Employer Concerns with Proposed Rule for Pre-Registration of H-1B Cap Petitions

Are you concerned about the new H-1B pre-registration process that could apply to the H-1B cap season starting in April 2019? Employers and those in the higher education industry are already expressing dismay about the apparent hastiness of such a major change to the H-1B cap process. My office will be carefully tracking this rule and ensure that all H-1B petitions that we file comply with the pre-registration rule.

According to Compete America, a coalition of employers and higher education and industry organization, the Department of Homeland Security’s proposed timing of the implementation of the new H-1B pre-registration process and its misclassification of this rule as not economically significant will be harmful and disruptive to employers and the US economy. The DHS issued its Fall 2018 Unified Agenda of Regulatory and Deregulatory Actions and Regulatory Plan, which includes a proposal entitled “Registration Requirement for Petitioners Seeking to File H-1B Petitions on Behalf of Cap Subject Aliens.” It proposes the establishment of an electronic registration program for H-1B cap-subject petitions to allow US Citizenship and Immigration Services (USCIS) to more efficiently manage the intake and selection process for H-1B cap petitions. This registration process will cover H-1B beneficiaries who may be counted under section 214(g)(1)(A) of the Immigration and Nationality Act (INA) (“H-1B regular cap”) or under section 214(g)(5)(C) of the INA (“H-1B master’s cap”).

The rule has not yet been published and it was sent to the Office of Management and Budget (OMB) on October 17, 2018. Once OMB completes its review, then it will publish a notice of proposed rulemaking in the Federal Register, to which the public can comment.

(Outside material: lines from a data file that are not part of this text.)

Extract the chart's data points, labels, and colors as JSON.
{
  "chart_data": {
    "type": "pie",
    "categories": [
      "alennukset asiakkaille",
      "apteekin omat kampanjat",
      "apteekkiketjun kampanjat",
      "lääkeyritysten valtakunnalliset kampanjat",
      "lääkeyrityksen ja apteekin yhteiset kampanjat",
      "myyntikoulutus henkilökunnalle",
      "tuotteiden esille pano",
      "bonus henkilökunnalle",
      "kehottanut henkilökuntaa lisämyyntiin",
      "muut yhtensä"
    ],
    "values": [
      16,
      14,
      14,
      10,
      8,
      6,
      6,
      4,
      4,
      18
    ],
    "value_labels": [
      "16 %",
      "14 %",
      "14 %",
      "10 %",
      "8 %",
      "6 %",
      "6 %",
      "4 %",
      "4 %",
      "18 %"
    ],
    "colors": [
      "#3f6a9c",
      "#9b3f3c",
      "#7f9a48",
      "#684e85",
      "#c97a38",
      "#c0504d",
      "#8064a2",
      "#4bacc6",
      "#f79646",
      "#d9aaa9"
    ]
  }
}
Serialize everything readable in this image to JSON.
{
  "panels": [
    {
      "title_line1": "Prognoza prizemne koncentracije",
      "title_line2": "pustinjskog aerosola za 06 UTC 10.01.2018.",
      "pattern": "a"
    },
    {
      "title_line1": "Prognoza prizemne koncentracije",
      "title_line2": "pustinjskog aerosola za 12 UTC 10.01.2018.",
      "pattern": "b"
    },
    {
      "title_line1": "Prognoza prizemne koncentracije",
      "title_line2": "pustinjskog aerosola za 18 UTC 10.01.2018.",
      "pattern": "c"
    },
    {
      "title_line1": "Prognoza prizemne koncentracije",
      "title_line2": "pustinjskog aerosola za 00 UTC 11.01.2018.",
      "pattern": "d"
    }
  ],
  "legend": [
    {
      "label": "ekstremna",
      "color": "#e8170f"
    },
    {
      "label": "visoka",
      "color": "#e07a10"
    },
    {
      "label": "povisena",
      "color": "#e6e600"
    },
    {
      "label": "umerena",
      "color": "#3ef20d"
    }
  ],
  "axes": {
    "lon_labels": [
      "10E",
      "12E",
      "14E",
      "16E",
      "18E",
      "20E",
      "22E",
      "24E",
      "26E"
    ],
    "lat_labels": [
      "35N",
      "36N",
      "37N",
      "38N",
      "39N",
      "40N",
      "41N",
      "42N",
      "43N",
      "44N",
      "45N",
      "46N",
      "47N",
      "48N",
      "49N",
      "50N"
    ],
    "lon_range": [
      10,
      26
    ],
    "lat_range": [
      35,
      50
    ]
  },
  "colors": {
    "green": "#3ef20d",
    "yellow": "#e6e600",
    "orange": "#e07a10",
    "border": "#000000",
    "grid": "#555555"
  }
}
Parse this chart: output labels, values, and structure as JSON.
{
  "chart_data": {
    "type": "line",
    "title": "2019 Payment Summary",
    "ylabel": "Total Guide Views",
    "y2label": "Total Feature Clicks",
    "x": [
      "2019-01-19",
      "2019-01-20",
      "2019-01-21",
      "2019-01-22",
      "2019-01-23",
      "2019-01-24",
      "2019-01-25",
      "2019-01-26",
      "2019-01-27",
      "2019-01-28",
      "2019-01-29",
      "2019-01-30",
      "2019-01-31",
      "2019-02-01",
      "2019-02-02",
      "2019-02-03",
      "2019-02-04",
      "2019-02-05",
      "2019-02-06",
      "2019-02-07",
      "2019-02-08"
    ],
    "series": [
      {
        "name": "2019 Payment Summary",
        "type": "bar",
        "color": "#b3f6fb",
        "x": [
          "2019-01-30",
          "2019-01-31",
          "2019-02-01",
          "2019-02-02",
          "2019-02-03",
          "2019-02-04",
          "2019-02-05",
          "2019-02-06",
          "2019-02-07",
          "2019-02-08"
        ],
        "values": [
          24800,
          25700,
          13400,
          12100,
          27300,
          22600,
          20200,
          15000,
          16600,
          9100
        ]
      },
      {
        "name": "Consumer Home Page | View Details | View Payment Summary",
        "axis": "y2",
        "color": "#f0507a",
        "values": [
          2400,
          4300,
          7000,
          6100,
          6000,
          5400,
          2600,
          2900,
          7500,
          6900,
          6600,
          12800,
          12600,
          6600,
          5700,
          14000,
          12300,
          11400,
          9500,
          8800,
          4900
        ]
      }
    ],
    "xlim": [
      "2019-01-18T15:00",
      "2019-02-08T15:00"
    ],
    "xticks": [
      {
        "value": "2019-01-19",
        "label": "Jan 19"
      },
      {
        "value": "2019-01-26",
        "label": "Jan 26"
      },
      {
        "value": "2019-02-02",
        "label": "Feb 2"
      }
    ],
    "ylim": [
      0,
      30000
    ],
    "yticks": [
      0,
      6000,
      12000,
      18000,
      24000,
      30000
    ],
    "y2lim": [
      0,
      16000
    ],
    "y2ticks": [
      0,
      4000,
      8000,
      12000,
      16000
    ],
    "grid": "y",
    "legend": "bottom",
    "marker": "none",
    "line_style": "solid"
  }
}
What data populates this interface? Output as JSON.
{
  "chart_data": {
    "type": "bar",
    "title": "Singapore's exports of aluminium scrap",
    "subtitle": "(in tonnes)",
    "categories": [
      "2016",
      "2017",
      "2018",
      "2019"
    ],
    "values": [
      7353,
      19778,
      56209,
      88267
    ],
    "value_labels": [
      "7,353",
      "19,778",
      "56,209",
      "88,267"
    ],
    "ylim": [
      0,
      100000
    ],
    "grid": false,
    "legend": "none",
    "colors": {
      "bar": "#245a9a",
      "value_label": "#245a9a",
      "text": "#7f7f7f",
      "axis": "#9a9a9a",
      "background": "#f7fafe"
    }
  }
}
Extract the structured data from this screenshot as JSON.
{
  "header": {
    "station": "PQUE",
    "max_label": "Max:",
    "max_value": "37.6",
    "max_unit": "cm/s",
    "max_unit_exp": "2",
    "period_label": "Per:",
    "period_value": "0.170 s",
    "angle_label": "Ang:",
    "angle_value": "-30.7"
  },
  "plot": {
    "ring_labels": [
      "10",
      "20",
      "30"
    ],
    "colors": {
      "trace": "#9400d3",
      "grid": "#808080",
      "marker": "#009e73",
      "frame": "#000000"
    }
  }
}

Also, DHS has noted its plan to create a regulation revising the selection process for the H-1B master’s cap and regular cap. For both the pre-registration and selection regulations, DHS has stated that neither policy is economically significant, and thus they are not major rules, which provide protections to the public regarding cost assessment and the minimum period of time required before the rules can take effect.

According to Compete America, the final pre-registration rule may not be published until less than one month before it would take effect, which it claims would have deleterious effects on employers and the economy. Compete America proposes that the pre-registration rule should take effect in later calendar year 2019 and not apply to H-1B cap petitions of fiscal year 2020 (with a start date on or after October 1, 2019), since changing the rules so suddenly would be highly disruptive. It also proposes that the H-1B pre-registration rule should be reclassified as economically significant so that once the final rule is published it cannot take effect fewer than 60 days following its publication. This would allow for employers to perform a thorough economic cost analysis and plan for uncertainties. Finally, Compete America proposes that DHS separate the H-1B pre-registration and H-1B selection regulations and treat the latter as not economically significant and be applicable to the H-1B FY2020 numerical limits.

Compete America acknowledges that the intent of the H-1B pre-registration process is to facilitate agency efficiency and also possibly eliminate unnecessary costs for employers that file H-1B petitions. However, it cautions that these new rules will cause uncertainty, confusion and anxiety that will only negate these efficiencies. It notes that there are unintended consequences of a rushed pre-registration process that requires less information, since it would encourage the registration of frivolous cases and cause great disorder and complexity to the already byzantine H-1B filing process.